Recyclage des chewing-gums : ils veulent mettre la gomme
chewing-gum est un déchet embarrassant. Et pas seulement parce qu’il reste collé à tout ce qu’il touche – semelles, vêtements, coins de table… Or, même si sa consommation est en perte de vitesse, la pâte à mâcher usagée se retrouve encore trop souvent dans la nature. Problème : il s’agit du deuxième déchet le plus produit, après les mégots de cigarettes, selon le documentaire Dark Side of the Chew ; il est polluant – sa matière est dérivée du plastique – et son nettoyage à l’aide de jets d’eau à haute pression occasionne des coûts exorbitants pour les collectivités. «Un chewinggum met trois à dix ans à se dégrader en microparticules, déplore Sandrine Poilpré, directrice générale associée de la start-up bordelaise Keenat. Plus de 100 000 tonnes de plastique dans les océans sont liées au chewing-gum où il peut rester jusqu’à vingt-cinq ans.» D’où cette idée, développée par une poignée de start-up comme solution aux méfaits environnementaux de ces petits bouts de plastique à mastiquer : leur recyclage. Créée par la designeuse britannique Anna Bullus en 2009, l’entreprise Gumdrop, qui vient de déployer des corbeilles roses de collecte de chewinggums usagés dans une trentaine de stations-service TotalEnergie d’Ile-de-France, assure ainsi être la première à avoir mis au point un procédé de valorisation de ce déchet dérivé de la pétrochimie. De cette «ressource», la société londonienne tire une nouvelle matière recyclée «renouvelable», la Gum-tec, pour l’industrie plastique avec laquelle elle fabrique ses fameuses poubelles de collecte, mais aussi pléthore d’objets : des porte-clés, des médiators ou des semelles de baskets.

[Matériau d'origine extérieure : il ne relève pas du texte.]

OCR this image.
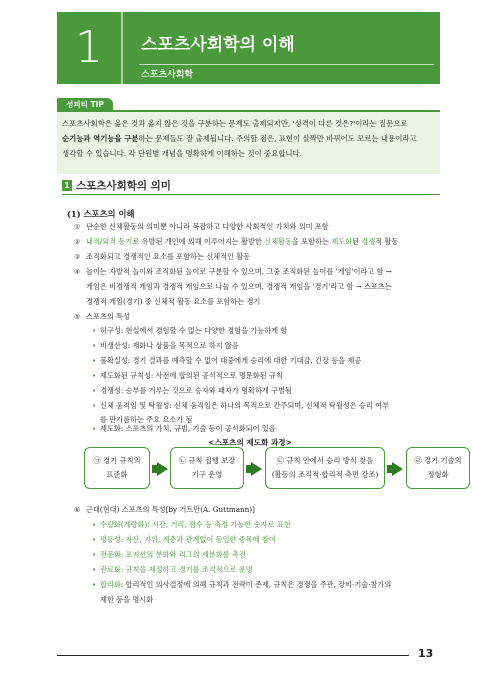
1	스포츠사회학의 이해
스포츠사회학
성피티 TIP
스포츠사회학은 옳은 것과 옳지 않은 것을 구분하는 문제도 출제되지만, '성격이 다른 것은?'이라는 질문으로
순기능과 역기능을 구분하는 문제들도 잘 출제됩니다. 주의할 점은, 표현이 살짝만 바뀌어도 모르는 내용이라고
생각할 수 있습니다. 각 단원별 개념을 명확하게 이해하는 것이 중요합니다.
1 스포츠사회학의 의미
(1) 스포츠의 이해
① 단순한 신체활동의 의미뿐 아니라 복잡하고 다양한 사회적인 가치와 의미 포함
② 내적/외적 동기로 유발된 개인에 의해 이루어지는 활발한 신체활동을 포함하는 제도화된 경쟁적 활동
③ 조직화되고 경쟁적인 요소를 포함하는 신체적인 활동
④ 놀이는 자발적 놀이와 조직화된 놀이로 구분할 수 있으며, 그중 조직화된 놀이를 '게임'이라고 함 →
게임은 비경쟁적 게임과 경쟁적 게임으로 나눌 수 있으며, 경쟁적 게임을 '경기'라고 함 → 스포츠는
경쟁적 게임(경기) 중 신체적 활동 요소를 포함하는 경기
⑤ 스포츠의 특성
• 허구성: 현실에서 경험할 수 없는 다양한 경험을 가능하게 함
• 비생산성: 재화나 상품을 목적으로 하지 않음
• 불확실성: 경기 결과를 예측할 수 없어 대중에게 승리에 대한 기대감, 긴장 등을 제공
• 제도화된 규칙성: 사전에 합의된 공식적으로 명문화된 규칙
• 경쟁성: 승부를 겨루는 것으로 승자와 패자가 명확하게 구별됨
• 신체 움직임 및 탁월성: 신체 움직임은 하나의 목적으로 간주되며, 신체적 탁월성은 승리 여부
를 판가름하는 주요 요소가 됨
<스포츠의 제도화 과정>
㉠ 경기 규칙의
표준화
㉡ 규칙 집행 보장
기구 운영
㉢ 규칙 안에서 승리 방식 찾음
(활동의 조직적·합리적 측면 강조)
㉣ 경기 기술의
정형화
⑥ 근대(현대) 스포츠의 특성[by 거트만(A. Guttmann)]
• 수량화(계량화): 시간, 거리, 점수 등 측정 가능한 숫자로 표현
• 평등성: 자산, 지위, 계층과 관계없이 동일한 종목에 참여
• 전문화: 포지션의 분화와 리그의 세분화를 촉진
• 관료화: 규칙을 제정하고 경기를 조직적으로 운영
• 합리화: 합리적인 의사결정에 의해 규칙과 전략이 존재, 규칙은 경쟁을 주관, 장비·기술·참가의
제한 등을 명시화
13
• 제도화: 스포츠의 가치, 규범, 기술 등이 공식화되어 있음
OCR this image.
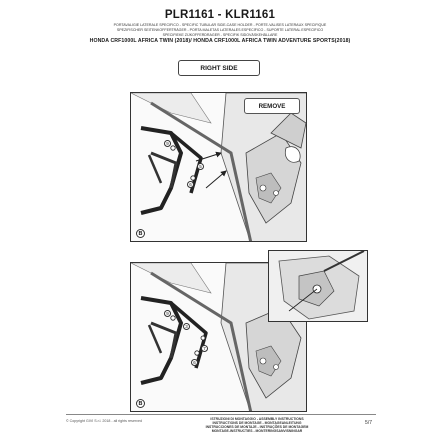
PLR1161 - KLR1161
PORTAVALIGIE LATERALE SPECIFICO - SPECIFIC TUBULAR SIDE-CASE HOLDER - PORTE-VALISES LATERAUX SPECIFIQUE
SPEZIFISCHER SEITENKOFFERTRÄGER - PORTA MALETAS LATERALES ESPECÍFICO - SUPORTE LATERAL ESPECÍFICO
SPECIFIEKE ZIJKOFFERDRAGER - SPECIFIK SIDOVÄSKEHÅLLARE
HONDA CRF1000L AFRICA TWIN (2018)/ HONDA CRF1000L AFRICA TWIN ADVENTURE SPORTS(2018)
RIGHT SIDE
9
5
6
B
REMOVE
9
3
6
7
B
© Copyright GIVI S.r.l. 2018 - all rights reserved	ISTRUZIONI DI MONTAGGIO - ASSEMBLY INSTRUCTIONS
INSTRUCTIONS DE MONTAGE - MONTAGEANLEITUNG
INSTRUCCIONES DE MONTAJE - INSTRUÇÕES DE MONTAGEM
MONTAGE-INSTRUCTIES - MONTERINGSANVISNINGAR
5/7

De ce côté-ci de la Manche, seule la bordelaise Keenat planche sur une telle solution depuis l’été 2020. L’entreprise, qui recycle aussi les mégots en plaques de plastique à des fins de sensibilisation, est motivée par la mise en place d’ici au 1er janvier 2024 d’une filière Responsabilité élargie des producteurs (REP) pour «les gommes à mâcher synthétiques non biodégradables». Soit la gestion des déchets et de leurs coûts ainsi que leur prévention aux industriels, selon le principe du pollueur-payeur.

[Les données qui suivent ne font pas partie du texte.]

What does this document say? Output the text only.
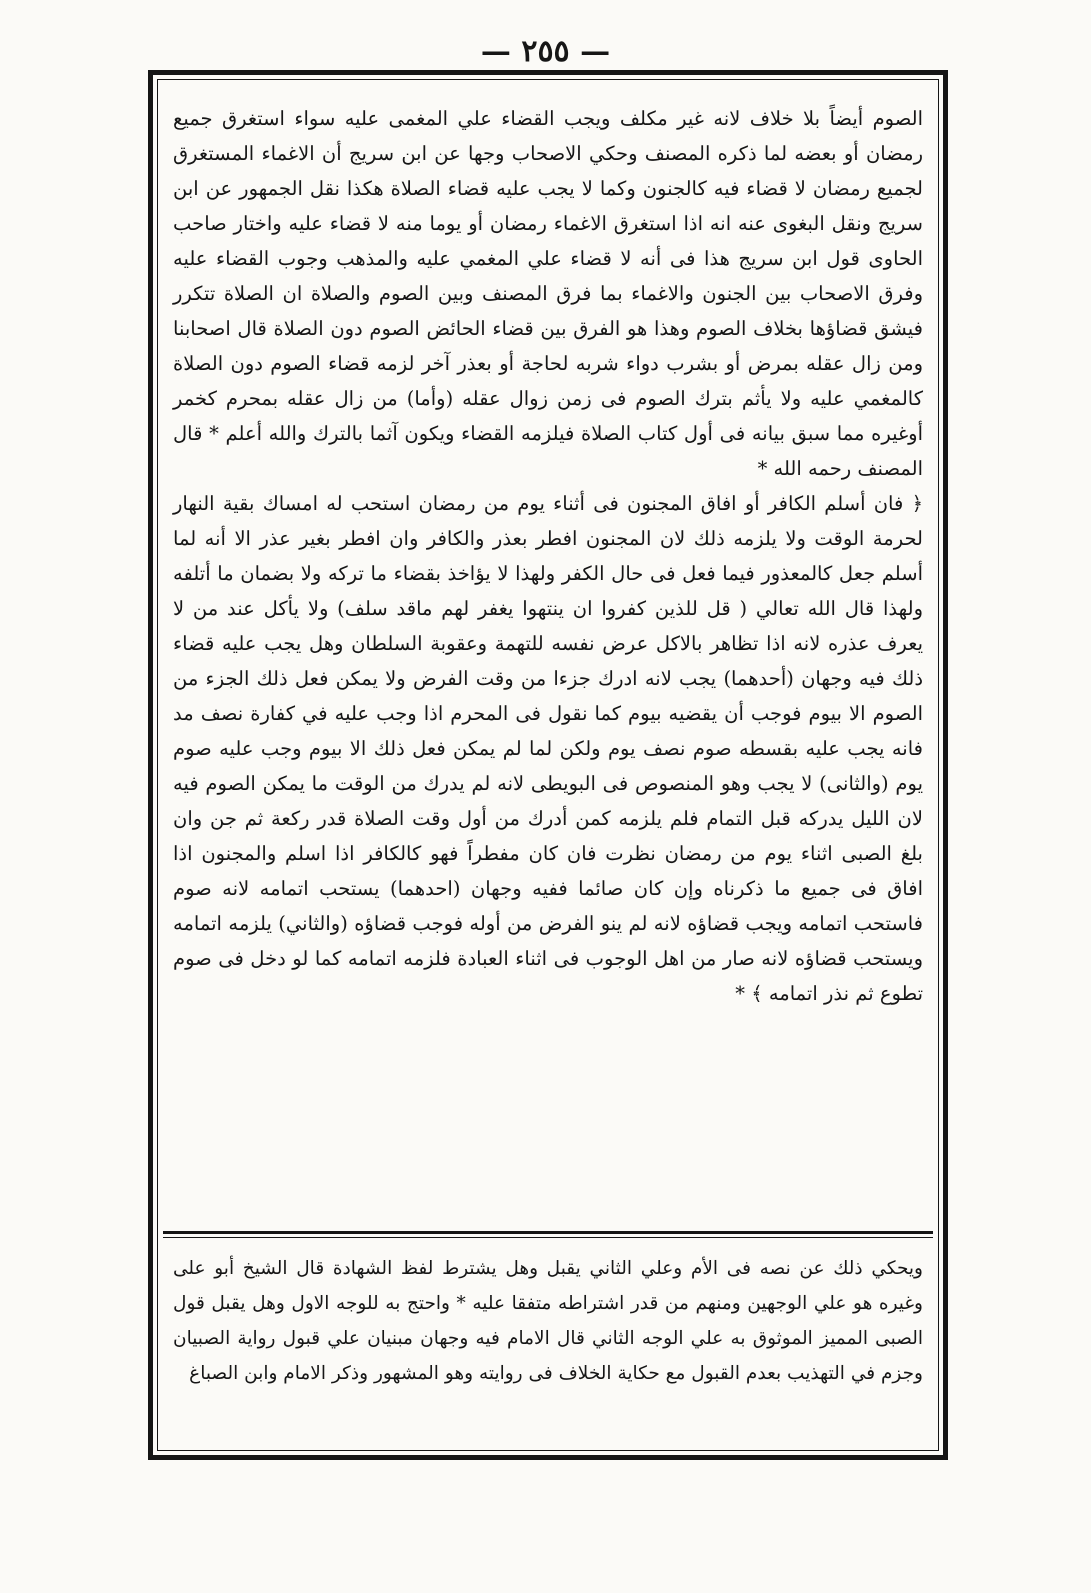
— ٢٥٥ —

الصوم أيضاً بلا خلاف لانه غير مكلف ويجب القضاء علي المغمى عليه سواء استغرق جميع رمضان أو بعضه لما ذكره المصنف وحكي الاصحاب وجها عن ابن سريج أن الاغماء المستغرق لجميع رمضان لا قضاء فيه كالجنون وكما لا يجب عليه قضاء الصلاة هكذا نقل الجمهور عن ابن سريج ونقل البغوى عنه انه اذا استغرق الاغماء رمضان أو يوما منه لا قضاء عليه واختار صاحب الحاوى قول ابن سريج هذا فى أنه لا قضاء علي المغمي عليه والمذهب وجوب القضاء عليه وفرق الاصحاب بين الجنون والاغماء بما فرق المصنف وبين الصوم والصلاة ان الصلاة تتكرر فيشق قضاؤها بخلاف الصوم وهذا هو الفرق بين قضاء الحائض الصوم دون الصلاة قال اصحابنا ومن زال عقله بمرض أو بشرب دواء شربه لحاجة أو بعذر آخر لزمه قضاء الصوم دون الصلاة كالمغمي عليه ولا يأثم بترك الصوم فى زمن زوال عقله (وأما) من زال عقله بمحرم كخمر أوغيره مما سبق بيانه فى أول كتاب الصلاة فيلزمه القضاء ويكون آثما بالترك والله أعلم * قال المصنف رحمه الله *

﴿ فان أسلم الكافر أو افاق المجنون فى أثناء يوم من رمضان استحب له امساك بقية النهار لحرمة الوقت ولا يلزمه ذلك لان المجنون افطر بعذر والكافر وان افطر بغير عذر الا أنه لما أسلم جعل كالمعذور فيما فعل فى حال الكفر ولهذا لا يؤاخذ بقضاء ما تركه ولا بضمان ما أتلفه ولهذا قال الله تعالي ( قل للذين كفروا ان ينتهوا يغفر لهم ماقد سلف) ولا يأكل عند من لا يعرف عذره لانه اذا تظاهر بالاكل عرض نفسه للتهمة وعقوبة السلطان وهل يجب عليه قضاء ذلك فيه وجهان (أحدهما) يجب لانه ادرك جزءا من وقت الفرض ولا يمكن فعل ذلك الجزء من الصوم الا بيوم فوجب أن يقضيه بيوم كما نقول فى المحرم اذا وجب عليه في كفارة نصف مد فانه يجب عليه بقسطه صوم نصف يوم ولكن لما لم يمكن فعل ذلك الا بيوم وجب عليه صوم يوم (والثانى) لا يجب وهو المنصوص فى البويطى لانه لم يدرك من الوقت ما يمكن الصوم فيه لان الليل يدركه قبل التمام فلم يلزمه كمن أدرك من أول وقت الصلاة قدر ركعة ثم جن وان بلغ الصبى اثناء يوم من رمضان نظرت فان كان مفطراً فهو كالكافر اذا اسلم والمجنون اذا افاق فى جميع ما ذكرناه وإن كان صائما ففيه وجهان (احدهما) يستحب اتمامه لانه صوم فاستحب اتمامه ويجب قضاؤه لانه لم ينو الفرض من أوله فوجب قضاؤه (والثاني) يلزمه اتمامه ويستحب قضاؤه لانه صار من اهل الوجوب فى اثناء العبادة فلزمه اتمامه كما لو دخل فى صوم تطوع ثم نذر اتمامه ﴾ *

ويحكي ذلك عن نصه فى الأم وعلي الثاني يقبل وهل يشترط لفظ الشهادة قال الشيخ أبو على وغيره هو علي الوجهين ومنهم من قدر اشتراطه متفقا عليه * واحتج به للوجه الاول وهل يقبل قول الصبى المميز الموثوق به علي الوجه الثاني قال الامام فيه وجهان مبنيان علي قبول رواية الصبيان وجزم في التهذيب بعدم القبول مع حكاية الخلاف فى روايته وهو المشهور وذكر الامام وابن الصباغ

Depuis un an, elle a donc noué un partenariat avec quatre municipalités de la métropole bordelaise (Bassens, Cenon, Floirac, Lormont) où une vingtaine de réceptacles, toujours en place, ont été disposés. Une opération qui a permis de récolter dix kilos de matière en vue de l’étude de la recyclabilité de ce détritus. «On se dirige vers une transformation de chewing-gums en matière plastique, même si on n’en a pas encore la finalité», explique encore Sandrine Poilpré. Car le recyclage a toujours ses limites. Pour les associations sensibles à la lutte contre les déchets, le risque est même de générer une «déculpabilisation» des consommateurs. Le débat est loin d’être tranché.